Applicability to the Family Law Act
In
Rathlou v Haylock, the
British Columbia Provincial Court held that the provisions of s. 161 of the
Family Law Act on entitlement to spousal support are "substantially identical" to those of s. 15.2(6) of the
Divorce Act; in
Hutchen v Hutchen, the
British Columbia Supreme Court held that the provisions of s. 162 on the amount of spousal support are "so close" to that of s. 15.2(4) of the
Divorce Act that "any difference is immaterial. Accordingly, in
Sinclair v Sinclair, the Supreme Court held that the result of applications for original orders for spousal support should be the same whether brought under the
Divorce Act or the
Family Law Act.
However, the provisions of the
Family Law Act on the variation of orders for spousal support are a bit different, and a bit broader, than those of the
Divorce Act. Here's what the
Divorce Act says at s. 17:
(1) A court of competent jurisdiction may make an order varying, rescinding or suspending, prospectively or retroactively,
(a) a support order or any provision thereof on application by either or both former spouses ...

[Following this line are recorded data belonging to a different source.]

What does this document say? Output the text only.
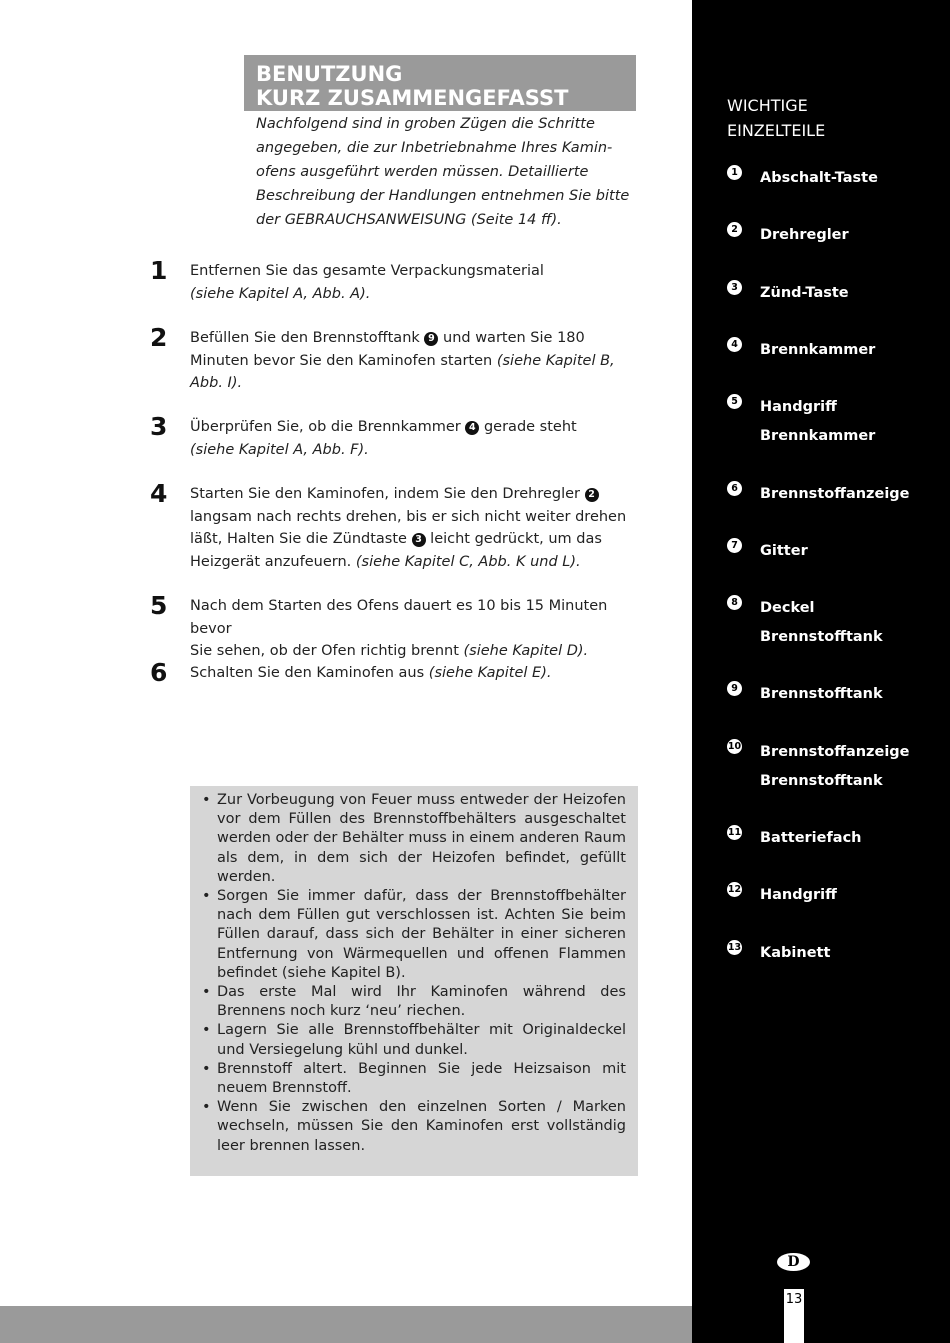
BENUTZUNG
KURZ ZUSAMMENGEFASST
Nachfolgend sind in groben Zügen die Schritte
angegeben, die zur Inbetriebnahme Ihres Kamin-
ofens ausgeführt werden müssen. Detaillierte
Beschreibung der Handlungen entnehmen Sie bitte
der GEBRAUCHSANWEISUNG (Seite 14 ff).
1 Entfernen Sie das gesamte Verpackungsmaterial
(siehe Kapitel A, Abb. A).
2 Befüllen Sie den Brennstofftank 9 und warten Sie 180
Minuten bevor Sie den Kaminofen starten (siehe Kapitel B,
Abb. I).
3 Überprüfen Sie, ob die Brennkammer 4 gerade steht
(siehe Kapitel A, Abb. F).
4 Starten Sie den Kaminofen, indem Sie den Drehregler 2
langsam nach rechts drehen, bis er sich nicht weiter drehen
läßt, Halten Sie die Zündtaste 3 leicht gedrückt, um das
Heizgerät anzufeuern. (siehe Kapitel C, Abb. K und L).
5 Nach dem Starten des Ofens dauert es 10 bis 15 Minuten bevor
Sie sehen, ob der Ofen richtig brennt (siehe Kapitel D).
6 Schalten Sie den Kaminofen aus (siehe Kapitel E).
• Zur Vorbeugung von Feuer muss entweder der Heizofen vor dem Füllen des Brennstoffbehälters ausgeschaltet werden oder der Behälter muss in einem anderen Raum als dem, in dem sich der Heizofen befindet, gefüllt werden.
• Sorgen Sie immer dafür, dass der Brennstoffbehälter nach dem Füllen gut verschlossen ist. Achten Sie beim Füllen darauf, dass sich der Behälter in einer sicheren Entfernung von Wärmequellen und offenen Flammen befindet (siehe Kapitel B).
• Das erste Mal wird Ihr Kaminofen während des Brennens noch kurz ‘neu’ riechen.
• Lagern Sie alle Brennstoffbehälter mit Originaldeckel und Versiegelung kühl und dunkel.
• Brennstoff altert. Beginnen Sie jede Heizsaison mit neuem Brennstoff.
• Wenn Sie zwischen den einzelnen Sorten / Marken wechseln, müssen Sie den Kaminofen erst vollständig leer brennen lassen.
WICHTIGE
EINZELTEILE
1 Abschalt-Taste
2 Drehregler
3 Zünd-Taste
4 Brennkammer
5 Handgriff
Brennkammer
6 Brennstoffanzeige
7 Gitter
8 Deckel
Brennstofftank
9 Brennstofftank
10 Brennstoffanzeige
Brennstofftank
11 Batteriefach
12 Handgriff
13 Kabinett
D
13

(4.1) Before the court makes a variation order in respect of a spousal support order, the court shall satisfy itself that a change in the condition, means, needs or other circumstances of either former spouse has occurred since the making of the spousal support order or the last variation order made in respect of that order, and, in making the variation order, the court shall take that change into consideration. ...
(7) A variation order varying a spousal support order should
(a) recognize any economic advantages or disadvantages to the former spouses arising from the marriage or its breakdown;
(b) apportion between the former spouses any financial consequences arising from the care of any child of the marriage over and above any obligation for the support of any child of the marriage;
(c) relieve any economic hardship of the former spouses arising from the breakdown of the marriage; and
(d) in so far as practicable, promote the economic self-sufficiency of each former spouse within a reasonable period of time.
Here's what the
Family Law Act says at s. 167:
(1) On application, a court may change, suspend or terminate an order respecting spousal support, and may do so prospectively or retroactively.
(2) Before making an order under subsection (1), the court must be satisfied that at least one of the following exists, and take it into consideration:
(a) a change in the condition, means, needs or other circumstances of either spouse has occurred since the order respecting spousal support was made;
(b) evidence of a substantial nature that was not available during the previous hearing has become available;
(c) evidence of a lack of financial disclosure by either spouse was discovered after the order was made.
(3) Despite subsection (2), if an order requires payment of spousal support for a definite period or until a specified event occurs, the court, on an application made after the expiration of that period or occurrence of that event, may not make an order under subsection (1) for the purpose of resuming spousal support unless satisfied that
(a) the order is necessary to relieve economic hardship that
(i) arises from a change described in subsection (2) (a), and
(ii) is related to the relationship between the spouses, and
(b) the changed circumstances, had they existed at the time the order was made, would likely have resulted in a different order.
As you can see, the provisions of the
Family Law Act on the variation of orders for spousal support are quite different from those of the
Divorce Act. Although
Zacharias and
Morigeau will apply to interpreting the
Family Law Act where there are similarities between s. 17 and s. 167, recipients and payors must remember the additional terms about new evidence and non-disclosure and recipients must be mindful of the criteria for varying fixed-term orders.